こうした背景の中でこの東京での国際会議12日に演説した韓国政府の人権大使の李政勲氏が「関係各国は単に北朝鮮を非難するだけでなく、北朝鮮の人権侵犯をICCに付託することに反対する中国などの諸国を強く批判すべきだ」と述べたのだった。李大使は5分ほどの短い演説のなかで2度も、「国際社会は中国を批判すべきだ」と繰り返した。この声明はいまもっぱら中国への接近を図る朴槿恵政権の代表からとしてはきわめて珍しかった。

なにしろ最近の韓国の朴槿恵政権はもっぱら中国にすり寄っている。日本に対する歴史問題などでは最近の韓国は中国との共闘を組む姿勢をみせ始めた。だから中韓間の政府レベルで韓国側が中国側を正面から批判することは非常に珍しい。だが李政勲大使はその慣例を破るような形で、中国の国名をはっきりあげ、流暢な英語で「私たちは中国をも非難し、批判する」と言明したのである。

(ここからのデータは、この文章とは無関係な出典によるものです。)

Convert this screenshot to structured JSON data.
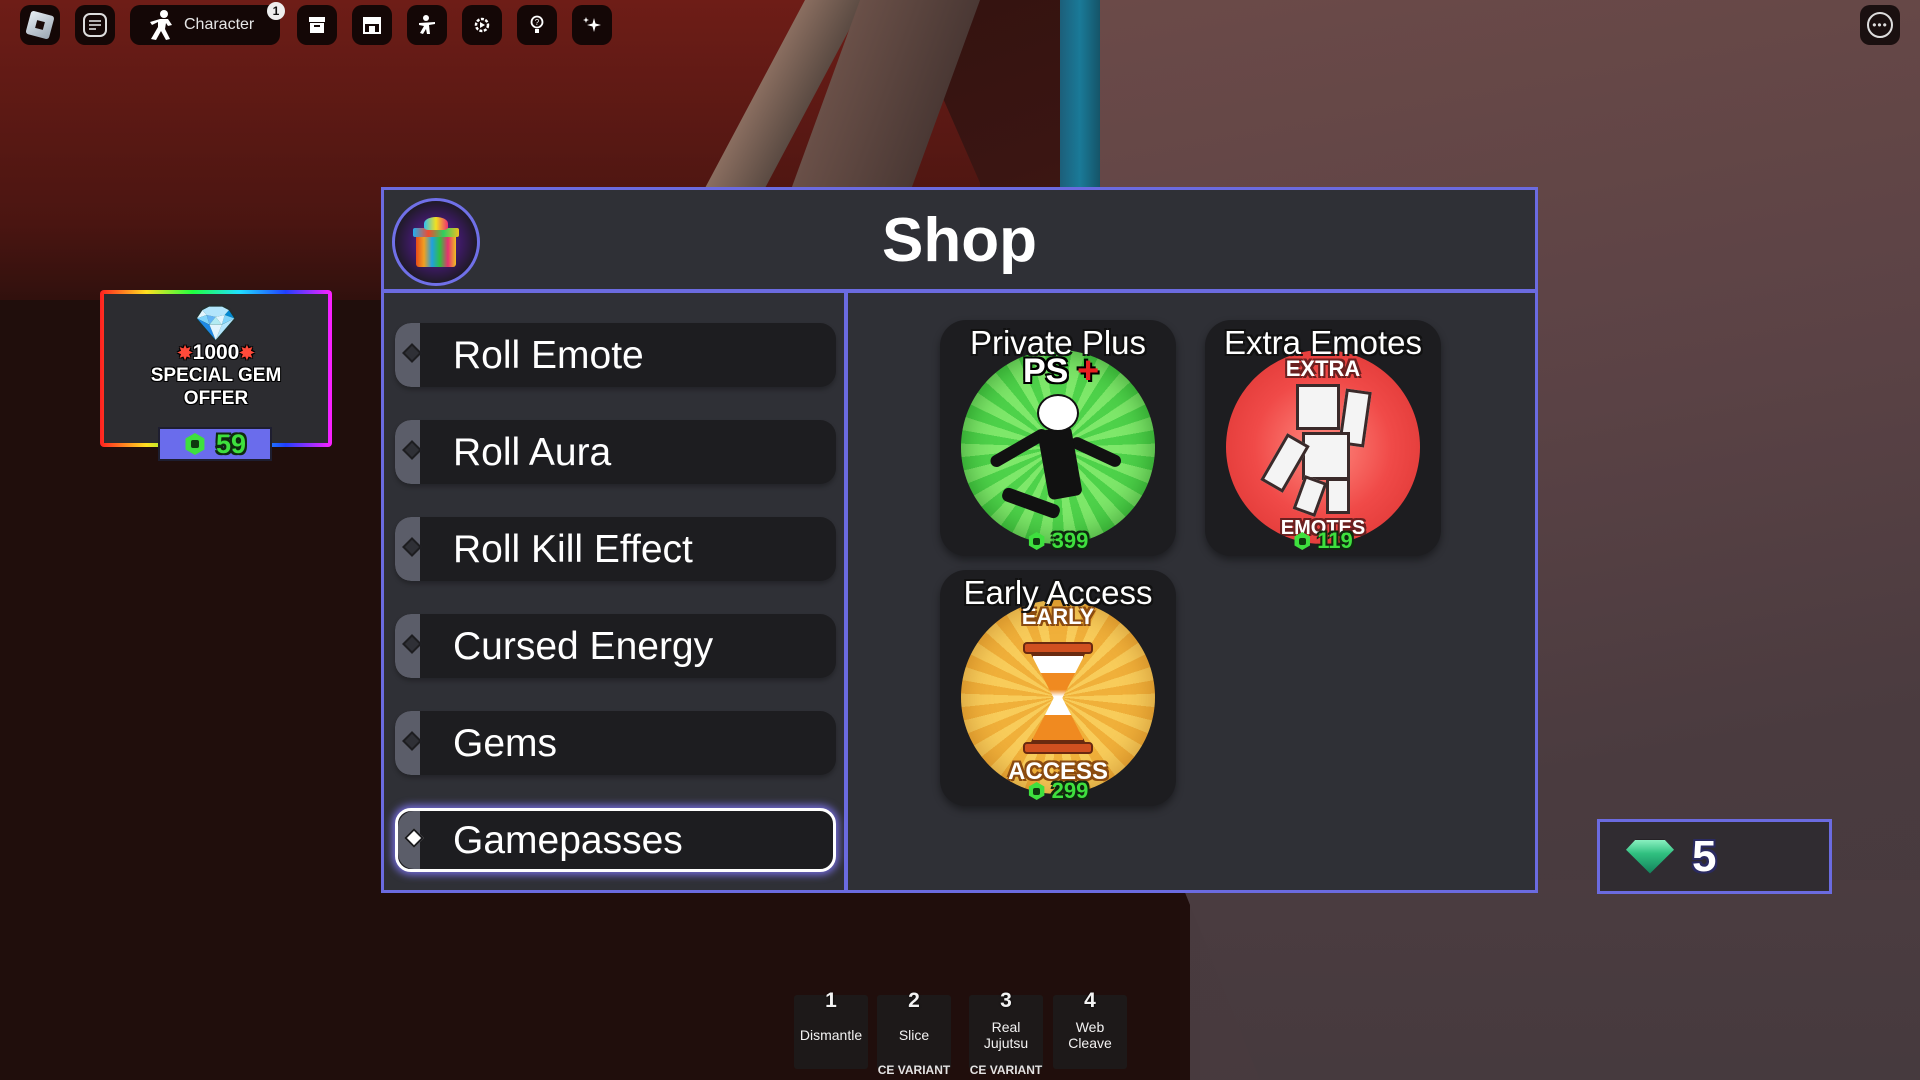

会議後、李氏に質問してみると、やはり推測どおり、彼はキャリア外交官ではなく、延世大学の教授が本職で、政府から任命されてこの人権大使のポストにあるのだと説明してくれた。いずれにしてもいまの韓国政府代表が国際的な舞台で中国を明確に非難することは異端だといえる。韓国でも大義や人道主義という普遍的な価値観の保持のために、その種の価値観を破ろうとする側への非難は明確に表明するということなのか。いずれにしても好ましい動きとして歓迎したいと痛感したのだった。